What is SLAM?

SLAM (Simultaneous Localization and Mapping) is the computational problem of building a map of an unknown environment while simultaneously determining the robot’s position within that map. It’s the foundation of autonomous navigation.

The Two Problems

Localization: “Where am I?” — requires a map. Mapping: “What does the world look like?” — requires knowing where you are.

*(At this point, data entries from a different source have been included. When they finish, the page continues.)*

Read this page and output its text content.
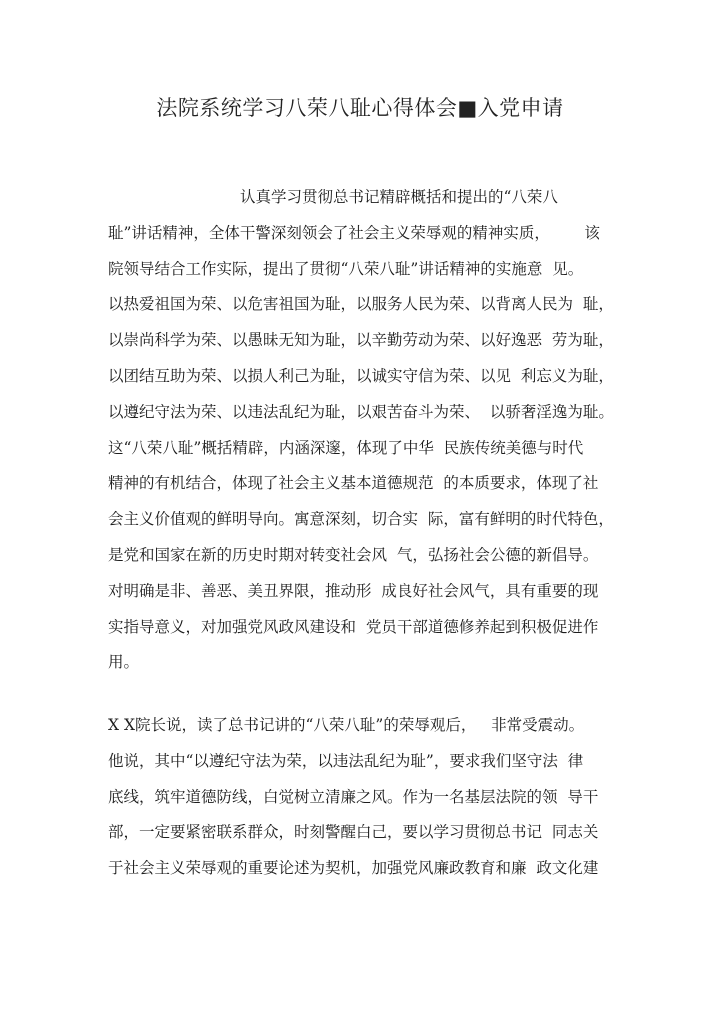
法院系统学习八荣八耻心得体会■入党申请
认真学习贯彻总书记精辟概括和提出的“八荣八
耻”讲话精神，全体干警深刻领会了社会主义荣辱观的精神实质，       该
院领导结合工作实际，提出了贯彻“八荣八耻”讲话精神的实施意  见。
以热爱祖国为荣、以危害祖国为耻，以服务人民为荣、以背离人民为  耻，
以崇尚科学为荣、以愚昧无知为耻，以辛勤劳动为荣、以好逸恶  劳为耻，
以团结互助为荣、以损人利己为耻，以诚实守信为荣、以见  利忘义为耻，
以遵纪守法为荣、以违法乱纪为耻，以艰苦奋斗为荣、  以骄奢淫逸为耻。
这“八荣八耻”概括精辟，内涵深邃，体现了中华  民族传统美德与时代
精神的有机结合，体现了社会主义基本道德规范  的本质要求，体现了社
会主义价值观的鲜明导向。寓意深刻，切合实  际，富有鲜明的时代特色，
是党和国家在新的历史时期对转变社会风  气，弘扬社会公德的新倡导。
对明确是非、善恶、美丑界限，推动形  成良好社会风气，具有重要的现
实指导意义，对加强党风政风建设和  党员干部道德修养起到积极促进作
用。
X X院长说，读了总书记讲的“八荣八耻”的荣辱观后，   非常受震动。
他说，其中“以遵纪守法为荣，以违法乱纪为耻”，要求我们坚守法  律
底线，筑牢道德防线，白觉树立清廉之风。作为一名基层法院的领  导干
部，一定要紧密联系群众，时刻警醒白己，要以学习贯彻总书记  同志关
于社会主义荣辱观的重要论述为契机，加强党风廉政教育和廉  政文化建
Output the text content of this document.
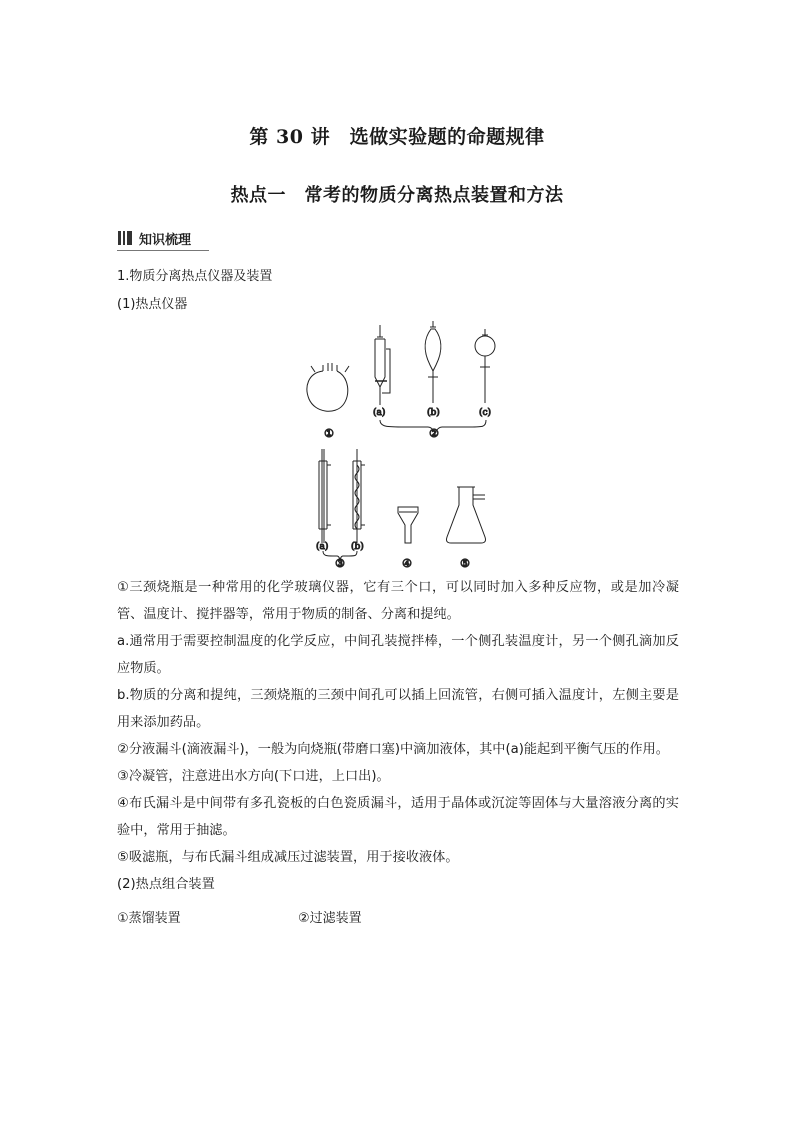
第 30 讲　选做实验题的命题规律
热点一　常考的物质分离热点装置和方法
知识梳理

1.物质分离热点仪器及装置

(1)热点仪器

①
(a)	(b)	(c)
②
(a)	(b)
③	④	⑤

①三颈烧瓶是一种常用的化学玻璃仪器，它有三个口，可以同时加入多种反应物，或是加冷凝管、温度计、搅拌器等，常用于物质的制备、分离和提纯。

a.通常用于需要控制温度的化学反应，中间孔装搅拌棒，一个侧孔装温度计，另一个侧孔滴加反应物质。

b.物质的分离和提纯，三颈烧瓶的三颈中间孔可以插上回流管，右侧可插入温度计，左侧主要是用来添加药品。

②分液漏斗(滴液漏斗)，一般为向烧瓶(带磨口塞)中滴加液体，其中(a)能起到平衡气压的作用。

③冷凝管，注意进出水方向(下口进，上口出)。

④布氏漏斗是中间带有多孔瓷板的白色瓷质漏斗，适用于晶体或沉淀等固体与大量溶液分离的实验中，常用于抽滤。

⑤吸滤瓶，与布氏漏斗组成减压过滤装置，用于接收液体。

(2)热点组合装置

①蒸馏装置	②过滤装置
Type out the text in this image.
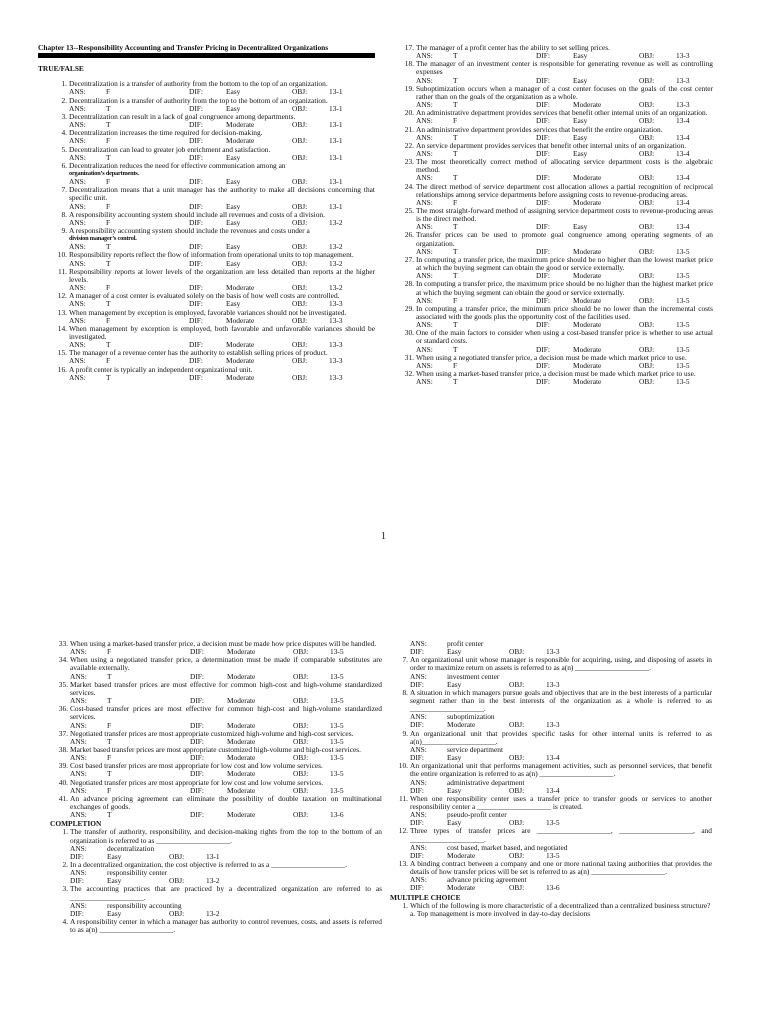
Chapter 13--Responsibility Accounting and Transfer Pricing in Decentralized Organizations
TRUE/FALSE
1. Decentralization is a transfer of authority from the bottom to the top of an organization.
ANS:	F	DIF:	Easy	OBJ:	13-1
2. Decentralization is a transfer of authority from the top to the bottom of an organization.
ANS:	T	DIF:	Easy	OBJ:	13-1
3. Decentralization can result in a lack of goal congruence among departments.
ANS:	T	DIF:	Moderate	OBJ:	13-1
4. Decentralization increases the time required for decision-making.
ANS:	F	DIF:	Moderate	OBJ:	13-1
5. Decentralization can lead to greater job enrichment and satisfaction.
ANS:	T	DIF:	Easy	OBJ:	13-1
6. Decentralization reduces the need for effective communication among an
organization’s departments.
ANS:	F	DIF:	Easy	OBJ:	13-1
7. Decentralization means that a unit manager has the authority to make all decisions concerning that specific unit.
ANS:	F	DIF:	Easy	OBJ:	13-1
8. A responsibility accounting system should include all revenues and costs of a division.
ANS:	F	DIF:	Easy	OBJ:	13-2
9. A responsibility accounting system should include the revenues and costs under a
division manager’s control.
ANS:	T	DIF:	Easy	OBJ:	13-2
10. Responsibility reports reflect the flow of information from operational units to top management.
ANS:	T	DIF:	Easy	OBJ:	13-2
11. Responsibility reports at lower levels of the organization are less detailed than reports at the higher levels.
ANS:	F	DIF:	Moderate	OBJ:	13-2
12. A manager of a cost center is evaluated solely on the basis of how well costs are controlled.
ANS:	T	DIF:	Easy	OBJ:	13-3
13. When management by exception is employed, favorable variances should not be investigated.
ANS:	F	DIF:	Moderate	OBJ:	13-3
14. When management by exception is employed, both favorable and unfavorable variances should be investigated.
ANS:	T	DIF:	Moderate	OBJ:	13-3
15. The manager of a revenue center has the authority to establish selling prices of product.
ANS:	F	DIF:	Moderate	OBJ:	13-3
16. A profit center is typically an independent organizational unit.
ANS:	T	DIF:	Moderate	OBJ:	13-3
17. The manager of a profit center has the ability to set selling prices.
ANS:	T	DIF:	Easy	OBJ:	13-3
18. The manager of an investment center is responsible for generating revenue as well as controlling expenses
ANS:	T	DIF:	Easy	OBJ:	13-3
19. Suboptimization occurs when a manager of a cost center focuses on the goals of the cost center rather than on the goals of the organization as a whole.
ANS:	T	DIF:	Moderate	OBJ:	13-3
20. An administrative department provides services that benefit other internal units of an organization.
ANS:	F	DIF:	Easy	OBJ:	13-4
21. An administrative department provides services that benefit the entire organization.
ANS:	T	DIF:	Easy	OBJ:	13-4
22. An service department provides services that benefit other internal units of an organization.
ANS:	T	DIF:	Easy	OBJ:	13-4
23. The most theoretically correct method of allocating service department costs is the algebraic method.
ANS:	T	DIF:	Moderate	OBJ:	13-4
24. The direct method of service department cost allocation allows a partial recognition of reciprocal relationships among service departments before assigning costs to revenue-producing areas.
ANS:	F	DIF:	Moderate	OBJ:	13-4
25. The most straight-forward method of assigning service department costs to revenue-producing areas is the direct method.
ANS:	T	DIF:	Easy	OBJ:	13-4
26. Transfer prices can be used to promote goal congruence among operating segments of an organization.
ANS:	T	DIF:	Moderate	OBJ:	13-5
27. In computing a transfer price, the maximum price should be no higher than the lowest market price at which the buying segment can obtain the good or service externally.
ANS:	T	DIF:	Moderate	OBJ:	13-5
28. In computing a transfer price, the maximum price should be no higher than the highest market price at which the buying segment can obtain the good or service externally.
ANS:	F	DIF:	Moderate	OBJ:	13-5
29. In computing a transfer price, the minimum price should be no lower than the incremental costs associated with the goods plus the opportunity cost of the facilities used.
ANS:	T	DIF:	Moderate	OBJ:	13-5
30. One of the main factors to consider when using a cost-based transfer price is whether to use actual or standard costs.
ANS:	T	DIF:	Moderate	OBJ:	13-5
31. When using a negotiated transfer price, a decision must be made which market price to use.
ANS:	F	DIF:	Moderate	OBJ:	13-5
32. When using a market-based transfer price, a decision must be made which market price to use.
ANS:	T	DIF:	Moderate	OBJ:	13-5
1
33. When using a market-based transfer price, a decision must be made how price disputes will be handled.
ANS:	F	DIF:	Moderate	OBJ:	13-5
34. When using a negotiated transfer price, a determination must be made if comparable substitutes are available externally.
ANS:	T	DIF:	Moderate	OBJ:	13-5
35. Market based transfer prices are most effective for common high-cost and high-volume standardized services.
ANS:	T	DIF:	Moderate	OBJ:	13-5
36. Cost-based transfer prices are most effective for common high-cost and high-volume standardized services.
ANS:	F	DIF:	Moderate	OBJ:	13-5
37. Negotiated transfer prices are most appropriate customized high-volume and high-cost services.
ANS:	T	DIF:	Moderate	OBJ:	13-5
38. Market based transfer prices are most appropriate customized high-volume and high-cost services.
ANS:	F	DIF:	Moderate	OBJ:	13-5
39. Cost based transfer prices are most appropriate for low cost and low volume services.
ANS:	T	DIF:	Moderate	OBJ:	13-5
40. Negotiated transfer prices are most appropriate for low cost and low volume services.
ANS:	F	DIF:	Moderate	OBJ:	13-5
41. An advance pricing agreement can eliminate the possibility of double taxation on multinational exchanges of goods.
ANS:	T	DIF:	Moderate	OBJ:	13-6
COMPLETION
1. The transfer of authority, responsibility, and decision-making rights from the top to the bottom of an organization is referred to as ____________________.
ANS:	decentralization
DIF:	Easy	OBJ:	13-1
2. In a decentralized organization, the cost objective is referred to as a ____________________.
ANS:	responsibility center
DIF:	Easy	OBJ:	13-2
3. The accounting practices that are practiced by a decentralized organization are referred to as ____________________.
ANS:	responsibility accounting
DIF:	Easy	OBJ:	13-2
4. A responsibility center in which a manager has authority to control revenues, costs, and assets is referred to as a(n) ____________________.
ANS:	profit center
DIF:	Easy	OBJ:	13-3
7. An organizational unit whose manager is responsible for acquiring, using, and disposing of assets in order to maximize return on assets is referred to as a(n) ____________________.
ANS:	investment center
DIF:	Easy	OBJ:	13-3
8. A situation in which managers pursue goals and objectives that are in the best interests of a particular segment rather than in the best interests of the organization as a whole is referred to as ____________________.
ANS:	suboptimization
DIF:	Moderate	OBJ:	13-3
9. An organizational unit that provides specific tasks for other internal units is referred to as a(n)____________________.
ANS:	service department
DIF:	Easy	OBJ:	13-4
10. An organizational unit that performs management activities, such as personnel services, that benefit the entire organization is referred to as a(n) ____________________.
ANS:	administrative department
DIF:	Easy	OBJ:	13-4
11. When one responsibility center uses a transfer price to transfer goods or services to another responsibility center a ____________________ is created.
ANS:	pseudo-profit center
DIF:	Easy	OBJ:	13-5
12. Three types of transfer prices are ____________________, ____________________, and ____________________.
ANS:	cost based, market based, and negotiated
DIF:	Moderate	OBJ:	13-5
13. A binding contract between a company and one or more national taxing authorities that provides the details of how transfer prices will be set is referred to as a(n) ____________________.
ANS:	advance pricing agreement
DIF:	Moderate	OBJ:	13-6
MULTIPLE CHOICE
1. Which of the following is more characteristic of a decentralized than a centralized business structure?
a. Top management is more involved in day-to-day decisions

SLAM solves both at once by iterating:

  1. Robot moves and observes the environment
  2. New observations update the map
  3. Updated map refines the robot’s estimated position
  4. Repeat

Sensor Inputs

SensorWhat It ProvidesCommon Use
LiDAR3D point cloud of surroundingsWarehouse robots, autonomous vehicles
CameraVisual features, texture, colorDrones, visual SLAM systems
imuAcceleration and rotation rateAll mobile robots — fills gaps between other sensors
Wheel odometryDistance traveledGround robots; accumulates error over time

Key Algorithms

  • lidar SLAM: LOAM, LeGO-LOAM, Cartographer — precise, works in darkness
  • Visual SLAM: ORB-SLAM, VINS-Mono — uses cameras, cheaper hardware
  • Visual-Inertial SLAM: Fuses camera + imu — popular for drones and AR

The Challenges

  • Dynamic environments: A warehouse with moving pallets breaks static-map assumptions
  • Loop closure: When the robot returns to a previously visited spot, aligning old and new observations is computationally hard
  • Scale: Mapping a 100,000 sq ft warehouse in real time requires significant compute
  • Featureless spaces: A white corridor with no texture gives cameras nothing to track

The Bottom Line

SLAM is solved for structured environments (warehouses, highways, indoor spaces). It’s still hard for unstructured terrain — which is why DARPA RACER focused on off-road autonomy, and why military UGVs still struggle in forests and rubble.